信里的另一张纸,却是密密麻麻的记载着傅修宜的一些事情。有关他的心腹,有关他的一些筹谋,一些日后的步骤,要拉拢的人要扳倒的人。
谢景行本来是随着沈妙漫不经心的往那张纸上扫了一扫,待看到后面时,面色也不由得凝重起来。
这封信里事无巨细的记载着傅修宜的一切,这样一来,傅修宜在他们面前几乎就像是没有任何秘密一般,什么都袒露了。有了这个东西,要对付傅修宜,犹如抓住了蛇的七寸,简直步步锥心。
谢景行道:“他怎么可能知道这么多?”
裴琅就算是在傅修宜身边做探子,傅修宜之前信任他,也不可能信任到如此地步。而其中这些傅修宜埋伏在各处最深的棋子,都被裴琅一笔笔的写了出来,倒像是跟随了多年的心腹爱将,对主子的事情了如指掌,才会这么的详细。
沈妙的指尖却是有些抖。
这里面的一些事情,有的分明是几年后才会发生的。便是现在,傅修宜都不认识那些人,裴琅又如何认识?
除非裴琅也有上一世的记忆,所以在现在就已经知道了傅修宜“未来的”心腹和棋子,“未来的”筹谋。
裴琅什么时候知道的?分明之前都什么也不明白。
难道……沈妙心中一动,她是在谢景行生辰当日而因为遇刺梦到前生,莫非裴琅也是一样?
她看向茴香:“裴先生这些日子有什么不同的地方?”
“不同的地方?”茴香仔细回响:“似乎并无不同,就是时常坐在发呆,不知在想什么。不过裴公子之前性子就安静,所以应当只是养伤的这段时间如此。”
沈妙拿不定主意,很想问一问裴琅是否知道了前生的事情。裴琅是跟在傅修宜身边最久的人,自然了解傅修宜的最深。可是刚想说话,却又停了下来。
那又怎么样?如果裴琅真的回忆起前世,就如同沈妙无法面对裴琅一样,裴琅定然也是无法面对她的。
她们二人,算不上宿命的仇敌,也称不上交心的伙伴。有过血债,又亲自还清。在深宫之中都身不由己,但是却确实的犯下过错。不能当做什么都没发生,又不能清清楚楚的说明白。

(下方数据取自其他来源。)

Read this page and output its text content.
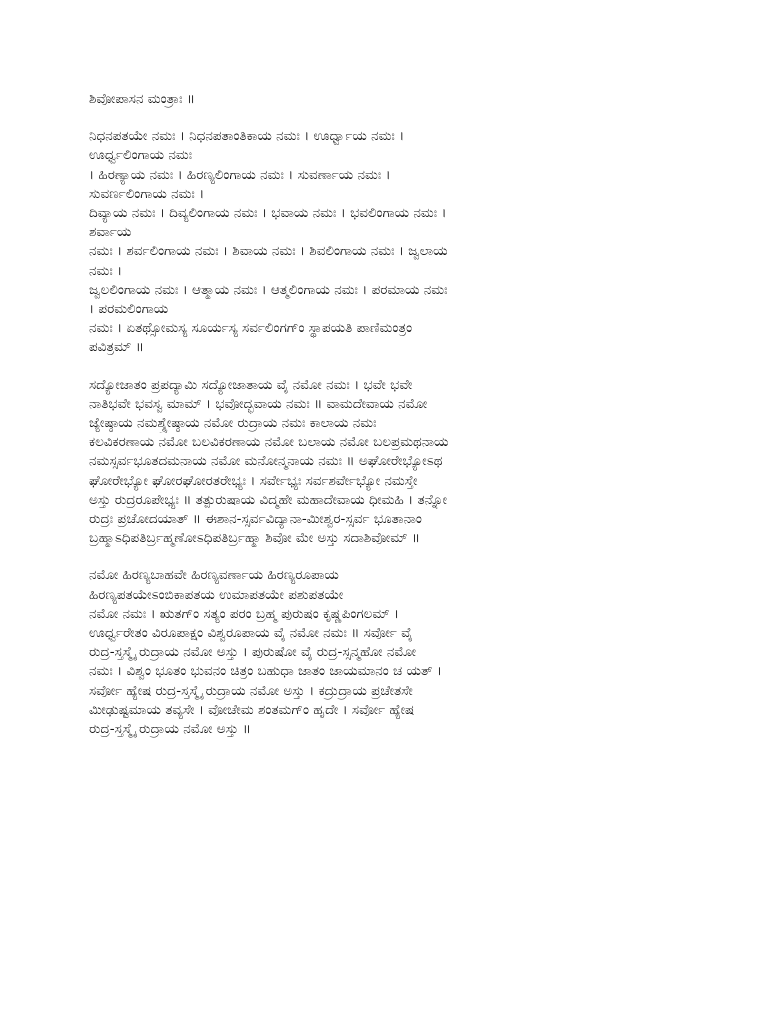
ಶಿವೋಪಾಸನ ಮಂತ್ರಾಃ ॥
ನಿಧನಪತಯೇ ನಮಃ । ನಿಧನಪತಾಂತಿಕಾಯ ನಮಃ । ಊರ್ಧ್ವಾಯ ನಮಃ ।
ಊರ್ಧ್ವಲಿಂಗಾಯ ನಮಃ
। ಹಿರಣ್ಯಾಯ ನಮಃ । ಹಿರಣ್ಯಲಿಂಗಾಯ ನಮಃ । ಸುವರ್ಣಾಯ ನಮಃ ।
ಸುವರ್ಣಲಿಂಗಾಯ ನಮಃ ।
ದಿವ್ಯಾಯ ನಮಃ । ದಿವ್ಯಲಿಂಗಾಯ ನಮಃ । ಭವಾಯ ನಮಃ । ಭವಲಿಂಗಾಯ ನಮಃ ।
ಶರ್ವಾಯ
ನಮಃ । ಶರ್ವಲಿಂಗಾಯ ನಮಃ । ಶಿವಾಯ ನಮಃ । ಶಿವಲಿಂಗಾಯ ನಮಃ । ಜ್ವಲಾಯ
ನಮಃ ।
ಜ್ವಲಲಿಂಗಾಯ ನಮಃ । ಆತ್ಮಾಯ ನಮಃ । ಆತ್ಮಲಿಂಗಾಯ ನಮಃ । ಪರಮಾಯ ನಮಃ
। ಪರಮಲಿಂಗಾಯ
ನಮಃ । ಏತಥ್ಸೋಮಸ್ಯ ಸೂರ್ಯಸ್ಯ ಸರ್ವಲಿಂಗಗ್ಂ ಸ್ಥಾಪಯತಿ ಪಾಣಿಮಂತ್ರಂ
ಪವಿತ್ರಮ್ ॥
ಸದ್ಯೋಜಾತಂ ಪ್ರಪದ್ಯಾಮಿ ಸದ್ಯೋಜಾತಾಯ ವೈ ನಮೋ ನಮಃ । ಭವೇ ಭವೇ
ನಾತಿಭವೇ ಭವಸ್ವ ಮಾಮ್ । ಭವೋದ್ಭವಾಯ ನಮಃ ॥ ವಾಮದೇವಾಯ ನಮೋ
ಜ್ಯೇಷ್ಠಾಯ ನಮಶ್ಶ್ರೇಷ್ಠಾಯ ನಮೋ ರುದ್ರಾಯ ನಮಃ ಕಾಲಾಯ ನಮಃ
ಕಲವಿಕರಣಾಯ ನಮೋ ಬಲವಿಕರಣಾಯ ನಮೋ ಬಲಾಯ ನಮೋ ಬಲಪ್ರಮಥನಾಯ
ನಮಸ್ಸರ್ವಭೂತದಮನಾಯ ನಮೋ ಮನೋನ್ಮನಾಯ ನಮಃ ॥ ಅಘೋರೇಭ್ಯೋಽಥ
ಘೋರೇಭ್ಯೋ ಘೋರಘೋರತರೇಭ್ಯಃ । ಸರ್ವೇಭ್ಯಃ ಸರ್ವಶರ್ವೇಭ್ಯೋ ನಮಸ್ತೇ
ಅಸ್ತು ರುದ್ರರೂಪೇಭ್ಯಃ ॥ ತತ್ಪುರುಷಾಯ ವಿದ್ಮಹೇ ಮಹಾದೇವಾಯ ಧೀಮಹಿ । ತನ್ನೋ
ರುದ್ರಃ ಪ್ರಚೋದಯಾತ್ ॥ ಈಶಾನ-ಸ್ಸರ್ವವಿದ್ಯಾನಾ-ಮೀಶ್ವರ-ಸ್ಸರ್ವ ಭೂತಾನಾಂ
ಬ್ರಹ್ಮಾಽಧಿಪತಿರ್ಬ್ರಹ್ಮಣೋಽಧಿಪತಿರ್ಬ್ರಹ್ಮಾ ಶಿವೋ ಮೇ ಅಸ್ತು ಸದಾಶಿವೋಮ್ ॥
ನಮೋ ಹಿರಣ್ಯಬಾಹವೇ ಹಿರಣ್ಯವರ್ಣಾಯ ಹಿರಣ್ಯರೂಪಾಯ
ಹಿರಣ್ಯಪತಯೇಽಂಬಿಕಾಪತಯ ಉಮಾಪತಯೇ ಪಶುಪತಯೇ
ನಮೋ ನಮಃ । ಋತಗ್ಂ ಸತ್ಯಂ ಪರಂ ಬ್ರಹ್ಮ ಪುರುಷಂ ಕೃಷ್ಣಪಿಂಗಲಮ್ ।
ಊರ್ಧ್ವರೇತಂ ವಿರೂಪಾಕ್ಷಂ ವಿಶ್ವರೂಪಾಯ ವೈ ನಮೋ ನಮಃ ॥ ಸರ್ವೋ ವೈ
ರುದ್ರ-ಸ್ತಸ್ಮೈ ರುದ್ರಾಯ ನಮೋ ಅಸ್ತು । ಪುರುಷೋ ವೈ ರುದ್ರ-ಸ್ಸನ್ಮಹೋ ನಮೋ
ನಮಃ । ವಿಶ್ವಂ ಭೂತಂ ಭುವನಂ ಚಿತ್ರಂ ಬಹುಧಾ ಜಾತಂ ಜಾಯಮಾನಂ ಚ ಯತ್ ।
ಸರ್ವೋ ಹ್ಯೇಷ ರುದ್ರ-ಸ್ತಸ್ಮೈ ರುದ್ರಾಯ ನಮೋ ಅಸ್ತು । ಕದ್ರುದ್ರಾಯ ಪ್ರಚೇತಸೇ
ಮೀಢುಷ್ಟಮಾಯ ತವ್ಯಸೇ । ವೋಚೇಮ ಶಂತಮಗ್ಂ ಹೃದೇ । ಸರ್ವೋ ಹ್ಯೇಷ
ರುದ್ರ-ಸ್ತಸ್ಮೈ ರುದ್ರಾಯ ನಮೋ ಅಸ್ತು ॥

谢景行见她神色不定,就问:“需不需要我命人把他抓回来?”
沈妙回过神,道:“不必了。他既然想过自己的日子,就让他过去吧。”相见争如不见,裴琅这样子走了,倒也很好。她捏着那张纸,眸中隐隐泛出厉色。
谢景行见状,道:“这上头写的……”
“是真的。”沈妙道:“得把这个交给大哥,我们不在定京,拿着这个反倒不好动作。交给大哥和爹,大哥和爹会看着办的。有了这个,沈家至少又多了筹码。”进而又犯了难:“不过这东西贵重,要送回明齐,若是路上被人劫去了……”
“让墨羽军去。”谢景行漫不经心道:“墨羽军送信送了这么多年,还没被人截过。”
沈妙心中稍安,还未等她说话,手中裴琅的信又被谢景行抽走了。谢景行状若无意的把那信随手一丢,就道:“太晚了,休息。”
“哪里晚了?”沈妙奇道:“天刚黑而已。”又道:“虽然不用把裴先生找回来,不过至少要保证他的安全,那一日无缘无故的挨了刀,要是又被人盯上可……”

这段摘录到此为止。